Surprisingly sensitive, affectionate and responsive, Canaan Dog makes a devoted family companion. They are highly intelligent and easily trained. Although dogs adapt to most climates and living conditions, their natural drive for self-preservation and a well-developed sense of territory make them distrustful of strange people, strange dogs, and new environments; Early socialization and puppy training classes are a must. This is a process that should begin with the breeder and continue with the new owner and help ensure a well-operated and well-adjusted dog at home and in public. Training sessions should always be positive; Rigorous training methods will have a negative impact on the sensitive nature of Canaan.
Canons require moderate amounts of exercise and can adapt well to various living conditions during daily walks. Training for dog sports provides an ideal outlet for their energy. The breed practices mind and body by participating in obedience, tracking, herring, agility, nose work, karting, ability testing, and other activities that dogs and owners can enjoy together.

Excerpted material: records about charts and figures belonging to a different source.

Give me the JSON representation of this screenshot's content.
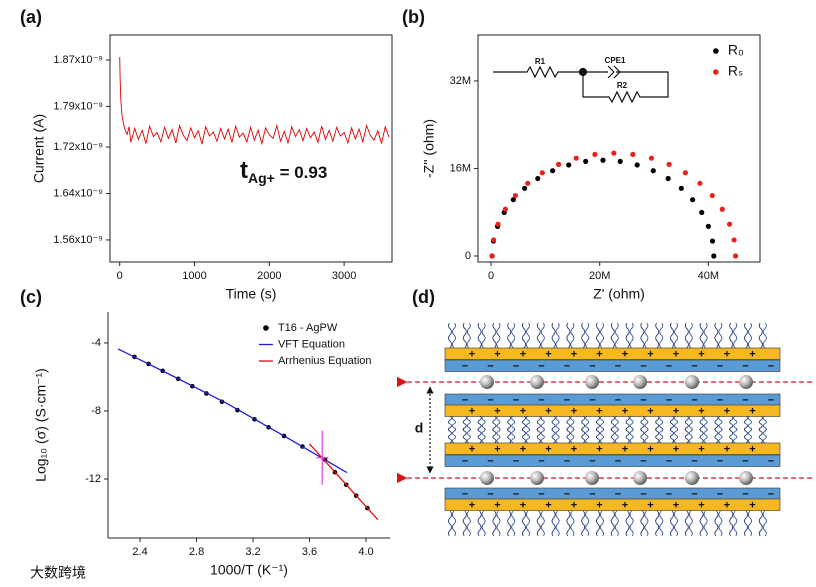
{
  "chart_data": [
    {
      "type": "line",
      "label": "(a)",
      "xlabel": "Time (s)",
      "ylabel": "Current (A)",
      "frame": true,
      "grid": false,
      "xlim": [
        -130,
        3640
      ],
      "xticks": [
        0,
        1000,
        2000,
        3000
      ],
      "ylim": [
        1.522e-09,
        1.913e-09
      ],
      "yticks": [
        {
          "value": 1.56e-09,
          "label": "1.56x10⁻⁹"
        },
        {
          "value": 1.64e-09,
          "label": "1.64x10⁻⁹"
        },
        {
          "value": 1.72e-09,
          "label": "1.72x10⁻⁹"
        },
        {
          "value": 1.79e-09,
          "label": "1.79x10⁻⁹"
        },
        {
          "value": 1.87e-09,
          "label": "1.87x10⁻⁹"
        }
      ],
      "annotation": {
        "text": "t",
        "subscript": "Ag+",
        "suffix": " = 0.93"
      },
      "series": [
        {
          "color": "#e00000",
          "x": [
            0,
            5,
            15,
            30,
            50,
            75,
            100,
            125,
            150,
            200,
            250,
            300,
            350,
            400,
            450,
            500,
            550,
            600,
            650,
            700,
            750,
            800,
            850,
            900,
            950,
            1000,
            1050,
            1100,
            1150,
            1200,
            1250,
            1300,
            1350,
            1400,
            1450,
            1500,
            1550,
            1600,
            1650,
            1700,
            1750,
            1800,
            1850,
            1900,
            1950,
            2000,
            2050,
            2100,
            2150,
            2200,
            2250,
            2300,
            2350,
            2400,
            2450,
            2500,
            2550,
            2600,
            2650,
            2700,
            2750,
            2800,
            2850,
            2900,
            2950,
            3000,
            3050,
            3100,
            3150,
            3200,
            3250,
            3300,
            3350,
            3400,
            3450,
            3500,
            3550,
            3600
          ],
          "values": [
            1.875e-09,
            1.84e-09,
            1.8e-09,
            1.775e-09,
            1.76e-09,
            1.748e-09,
            1.742e-09,
            1.755e-09,
            1.728e-09,
            1.752e-09,
            1.733e-09,
            1.749e-09,
            1.726e-09,
            1.756e-09,
            1.738e-09,
            1.745e-09,
            1.729e-09,
            1.754e-09,
            1.735e-09,
            1.75e-09,
            1.727e-09,
            1.757e-09,
            1.74e-09,
            1.731e-09,
            1.753e-09,
            1.736e-09,
            1.748e-09,
            1.725e-09,
            1.755e-09,
            1.739e-09,
            1.746e-09,
            1.73e-09,
            1.752e-09,
            1.734e-09,
            1.751e-09,
            1.728e-09,
            1.756e-09,
            1.737e-09,
            1.744e-09,
            1.729e-09,
            1.754e-09,
            1.732e-09,
            1.749e-09,
            1.726e-09,
            1.753e-09,
            1.741e-09,
            1.735e-09,
            1.757e-09,
            1.73e-09,
            1.747e-09,
            1.727e-09,
            1.755e-09,
            1.738e-09,
            1.75e-09,
            1.731e-09,
            1.752e-09,
            1.736e-09,
            1.746e-09,
            1.728e-09,
            1.756e-09,
            1.733e-09,
            1.749e-09,
            1.73e-09,
            1.754e-09,
            1.739e-09,
            1.745e-09,
            1.727e-09,
            1.753e-09,
            1.734e-09,
            1.751e-09,
            1.729e-09,
            1.757e-09,
            1.74e-09,
            1.732e-09,
            1.748e-09,
            1.726e-09,
            1.755e-09,
            1.737e-09
          ]
        }
      ]
    },
    {
      "type": "scatter",
      "label": "(b)",
      "xlabel": "Z' (ohm)",
      "ylabel": "-Z'' (ohm)",
      "frame": true,
      "grid": false,
      "legend": "upper right",
      "xlim": [
        -2400000,
        49500000
      ],
      "xticks": [
        0,
        {
          "value": 20000000,
          "label": "20M"
        },
        {
          "value": 40000000,
          "label": "40M"
        }
      ],
      "ylim": [
        -1100000,
        40400000
      ],
      "yticks": [
        0,
        {
          "value": 16000000,
          "label": "16M"
        },
        {
          "value": 32000000,
          "label": "32M"
        }
      ],
      "inset_labels": [
        "R1",
        "CPE1",
        "R2"
      ],
      "series": [
        {
          "name": "R₀",
          "color": "#000000",
          "x": [
            200000,
            440000,
            1200000,
            2420000,
            4100000,
            6180000,
            8600000,
            11340000,
            14300000,
            17420000,
            20600000,
            23780000,
            26900000,
            29860000,
            32600000,
            35020000,
            37100000,
            38780000,
            40000000,
            40760000,
            41000000
          ],
          "values": [
            0,
            2730000,
            5410000,
            7950000,
            10290000,
            12370000,
            14160000,
            15590000,
            16640000,
            17290000,
            17500000,
            17290000,
            16640000,
            15590000,
            14160000,
            12370000,
            10290000,
            7950000,
            5410000,
            2730000,
            0
          ]
        },
        {
          "name": "Rₛ",
          "color": "#e8211d",
          "x": [
            200000,
            470000,
            1300000,
            2640000,
            4480000,
            6760000,
            9430000,
            12430000,
            15680000,
            19110000,
            22600000,
            26090000,
            29520000,
            32770000,
            35770000,
            38440000,
            40720000,
            42560000,
            43900000,
            44730000,
            45000000
          ],
          "values": [
            0,
            2930000,
            5810000,
            8540000,
            11050000,
            13290000,
            15210000,
            16750000,
            17880000,
            18570000,
            18800000,
            18570000,
            17880000,
            16750000,
            15210000,
            13290000,
            11050000,
            8540000,
            5810000,
            2930000,
            0
          ]
        }
      ]
    },
    {
      "type": "scatter",
      "label": "(c)",
      "xlabel": "1000/T (K⁻¹)",
      "ylabel": "Log₁₀ (σ) (S·cm⁻¹)",
      "frame": false,
      "grid": false,
      "legend": "upper right",
      "legend_text": "colored",
      "xlim": [
        2.173,
        4.17
      ],
      "xticks": [
        2.4,
        2.8,
        3.2,
        3.6,
        {
          "value": 4,
          "label": "4.0"
        }
      ],
      "ylim": [
        -15.47,
        -2.18
      ],
      "yticks": [
        -4,
        -8,
        -12
      ],
      "crossover": {
        "x": 3.69,
        "y": -10.75,
        "color": "#e040e0"
      },
      "series": [
        {
          "name": "T16 - AgPW",
          "type": "scatter",
          "color": "#000000",
          "x": [
            2.36,
            2.46,
            2.56,
            2.67,
            2.77,
            2.87,
            2.98,
            3.09,
            3.21,
            3.31,
            3.42,
            3.55,
            3.71,
            3.78,
            3.86,
            3.93,
            4.01
          ],
          "values": [
            -4.82,
            -5.23,
            -5.64,
            -6.11,
            -6.54,
            -6.97,
            -7.46,
            -7.95,
            -8.49,
            -8.96,
            -9.47,
            -10.09,
            -10.86,
            -11.6,
            -12.34,
            -12.98,
            -13.71
          ]
        },
        {
          "name": "VFT Equation",
          "type": "line",
          "color": "#1f1fd0",
          "x": [
            2.244,
            2.6,
            3.0,
            3.4,
            3.865
          ],
          "values": [
            -4.35,
            -5.81,
            -7.49,
            -9.37,
            -11.62
          ]
        },
        {
          "name": "Arrhenius Equation",
          "type": "line",
          "color": "#e01010",
          "x": [
            3.6,
            4.085
          ],
          "values": [
            -9.94,
            -14.4
          ]
        }
      ]
    }
  ],
  "diagram": {
    "label": "(d)",
    "spacing_label": "d",
    "signs": [
      "+",
      "−"
    ]
  },
  "watermark": "大数跨境"
}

Canaan Dog should perform well on high quality dog food, whether it is commercially manufactured or prepared with the supervision and approval of your veterinarian. Any diet should be appropriate for the age of the dog (puppy, adult or senior). Some dogs are at risk of being overweight, so watch your dog’s calorie consumption and weight level. Treatment training can be an important aid, but giving too much can lead to obesity. Know which human foods are safe for dogs, and which are not. If you have any concerns about your dog’s weight or diet, check with your vet. Clean, fresh water must be available at all times.
The Canaan dog is generally healthy and consists of a small group of dedicated breeders who communicate regularly with each other and work together for the betterment of the breed. As with all breeds, a Canaan Dog’s ears should be regularly checked for signs of infection, and teeth should be brushed frequently using toothpaste designed for dogs.